Safety functionality increases cost effectiveness
In addition to ‘connectivity’, ‘functional safety’ and ‘man/robot collaboration’ are the primary issues in mechatronic handling. Experts assume that direct collaboration between man and robot will extend throughout the entire production process in the middle and long term. Instead of working next to each other in mechanically separated spaces at present, man and robot will cooperate in a barrier-free environment in the future. Especially in assembly applications, there will soon be a drastic increase in the number of collaborating systems. Certified safety gripping systems today already allow the functions Safe Limited Speed (SLS), Safe Operating Stop (SOS), and Safe Torque Off (STO). In SOS, the modules are continuously supplied with power, so that gripped parts are held safely even without mechanical gripping force in the event that a process is interrupted. As soon as the safety zone is released, the grippers directly switch back to regular operating mode without delay and without having to restart the system. Such safety functions can increase productivity and cost effectiveness especially in large systems. Another advantage of certified safety systems is that the safety certification can be limited to the pool of system components, so that the system does not have to be certified as a whole. The functional safety of components presents new challenges to manufacturers, from separate specifications, through the actual certification and qualification of the assembly and service employees to documentation.

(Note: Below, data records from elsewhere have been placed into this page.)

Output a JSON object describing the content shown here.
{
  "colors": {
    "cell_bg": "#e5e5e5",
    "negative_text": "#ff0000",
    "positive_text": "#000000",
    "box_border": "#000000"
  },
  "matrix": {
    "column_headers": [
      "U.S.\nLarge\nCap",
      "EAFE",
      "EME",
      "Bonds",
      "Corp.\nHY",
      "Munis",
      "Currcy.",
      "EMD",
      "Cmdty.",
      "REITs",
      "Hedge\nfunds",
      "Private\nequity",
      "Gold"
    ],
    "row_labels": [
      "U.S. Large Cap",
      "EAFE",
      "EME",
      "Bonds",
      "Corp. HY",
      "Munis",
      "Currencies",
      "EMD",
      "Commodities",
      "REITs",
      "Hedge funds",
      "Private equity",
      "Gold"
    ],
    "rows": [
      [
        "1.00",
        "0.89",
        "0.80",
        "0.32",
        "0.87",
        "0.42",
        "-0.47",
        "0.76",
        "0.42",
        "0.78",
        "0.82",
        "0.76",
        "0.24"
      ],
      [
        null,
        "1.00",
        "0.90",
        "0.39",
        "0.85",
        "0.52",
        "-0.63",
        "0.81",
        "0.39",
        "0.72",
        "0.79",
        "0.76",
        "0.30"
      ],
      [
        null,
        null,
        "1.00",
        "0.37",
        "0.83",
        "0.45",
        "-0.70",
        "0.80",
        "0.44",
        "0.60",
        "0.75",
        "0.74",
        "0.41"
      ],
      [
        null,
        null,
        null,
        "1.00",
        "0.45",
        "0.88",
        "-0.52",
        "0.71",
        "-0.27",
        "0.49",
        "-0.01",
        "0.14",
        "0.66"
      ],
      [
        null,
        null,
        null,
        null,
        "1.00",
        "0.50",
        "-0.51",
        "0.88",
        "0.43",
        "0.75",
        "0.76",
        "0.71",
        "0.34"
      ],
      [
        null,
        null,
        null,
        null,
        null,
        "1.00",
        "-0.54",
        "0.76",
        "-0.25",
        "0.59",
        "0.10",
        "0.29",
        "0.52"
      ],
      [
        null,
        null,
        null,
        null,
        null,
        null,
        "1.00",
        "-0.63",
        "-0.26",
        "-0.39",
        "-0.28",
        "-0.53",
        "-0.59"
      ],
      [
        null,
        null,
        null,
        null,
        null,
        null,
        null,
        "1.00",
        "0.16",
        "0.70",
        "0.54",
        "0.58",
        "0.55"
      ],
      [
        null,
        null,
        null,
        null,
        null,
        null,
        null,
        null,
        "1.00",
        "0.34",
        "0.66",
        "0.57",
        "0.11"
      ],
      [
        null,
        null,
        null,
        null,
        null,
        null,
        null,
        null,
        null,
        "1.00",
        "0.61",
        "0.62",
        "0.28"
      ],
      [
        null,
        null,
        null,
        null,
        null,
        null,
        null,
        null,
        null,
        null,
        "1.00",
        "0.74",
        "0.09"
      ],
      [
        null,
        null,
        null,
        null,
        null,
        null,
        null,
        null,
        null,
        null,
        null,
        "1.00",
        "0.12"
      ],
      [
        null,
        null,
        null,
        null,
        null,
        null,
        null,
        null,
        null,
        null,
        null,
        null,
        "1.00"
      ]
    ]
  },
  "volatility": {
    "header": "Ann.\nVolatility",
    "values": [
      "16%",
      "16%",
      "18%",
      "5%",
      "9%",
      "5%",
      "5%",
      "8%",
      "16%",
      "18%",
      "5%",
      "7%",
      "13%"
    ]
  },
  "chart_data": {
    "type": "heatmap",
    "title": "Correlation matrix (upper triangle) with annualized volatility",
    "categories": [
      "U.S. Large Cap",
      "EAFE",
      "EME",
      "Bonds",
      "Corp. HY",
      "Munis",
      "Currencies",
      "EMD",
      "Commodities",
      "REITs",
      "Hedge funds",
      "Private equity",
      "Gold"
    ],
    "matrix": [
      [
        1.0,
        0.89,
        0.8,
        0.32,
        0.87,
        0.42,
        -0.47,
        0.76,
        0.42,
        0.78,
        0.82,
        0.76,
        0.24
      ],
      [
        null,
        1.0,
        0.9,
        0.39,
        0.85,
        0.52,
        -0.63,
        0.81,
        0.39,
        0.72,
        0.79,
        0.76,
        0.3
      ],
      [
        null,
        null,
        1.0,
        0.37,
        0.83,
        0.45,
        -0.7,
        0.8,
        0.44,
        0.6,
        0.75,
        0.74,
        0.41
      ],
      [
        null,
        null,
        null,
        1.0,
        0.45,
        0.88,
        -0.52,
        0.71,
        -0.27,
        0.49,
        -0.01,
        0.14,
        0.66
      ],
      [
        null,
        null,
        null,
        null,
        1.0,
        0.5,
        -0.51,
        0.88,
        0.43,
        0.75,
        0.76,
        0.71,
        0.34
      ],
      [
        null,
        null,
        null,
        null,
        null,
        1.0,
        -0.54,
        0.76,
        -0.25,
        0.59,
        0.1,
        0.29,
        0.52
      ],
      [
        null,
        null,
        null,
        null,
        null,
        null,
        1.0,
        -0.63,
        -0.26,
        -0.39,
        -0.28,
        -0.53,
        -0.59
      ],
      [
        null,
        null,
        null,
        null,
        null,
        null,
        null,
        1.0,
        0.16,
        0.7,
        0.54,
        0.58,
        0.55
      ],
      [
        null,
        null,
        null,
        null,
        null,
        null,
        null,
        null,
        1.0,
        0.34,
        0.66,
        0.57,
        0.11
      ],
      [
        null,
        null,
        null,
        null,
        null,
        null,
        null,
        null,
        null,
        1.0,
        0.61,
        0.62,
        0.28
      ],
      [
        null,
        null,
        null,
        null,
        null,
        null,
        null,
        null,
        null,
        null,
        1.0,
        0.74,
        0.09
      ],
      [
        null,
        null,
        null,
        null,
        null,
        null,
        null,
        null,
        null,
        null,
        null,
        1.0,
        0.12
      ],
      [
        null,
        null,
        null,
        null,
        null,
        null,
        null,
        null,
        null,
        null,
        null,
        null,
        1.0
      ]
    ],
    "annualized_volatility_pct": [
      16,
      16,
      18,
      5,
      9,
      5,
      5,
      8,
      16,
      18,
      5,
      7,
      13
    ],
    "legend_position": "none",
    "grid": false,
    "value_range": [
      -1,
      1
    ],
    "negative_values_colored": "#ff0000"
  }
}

The mechatronization of handling systems is a process consisting of numerous small steps. The focus is on networked components and systems that continuously monitor their own status and that of their environment, but also allow a high variance. These components in the future will perform more than just their function; they will also generate information. In addition, collaborating and mobile systems will become increasingly important and will present new challenges with respect to process organization. To avoid being left behind by the market, companies will have to stay on the ball and continuously develop both their products and their processes, as well as the know-how of their employees.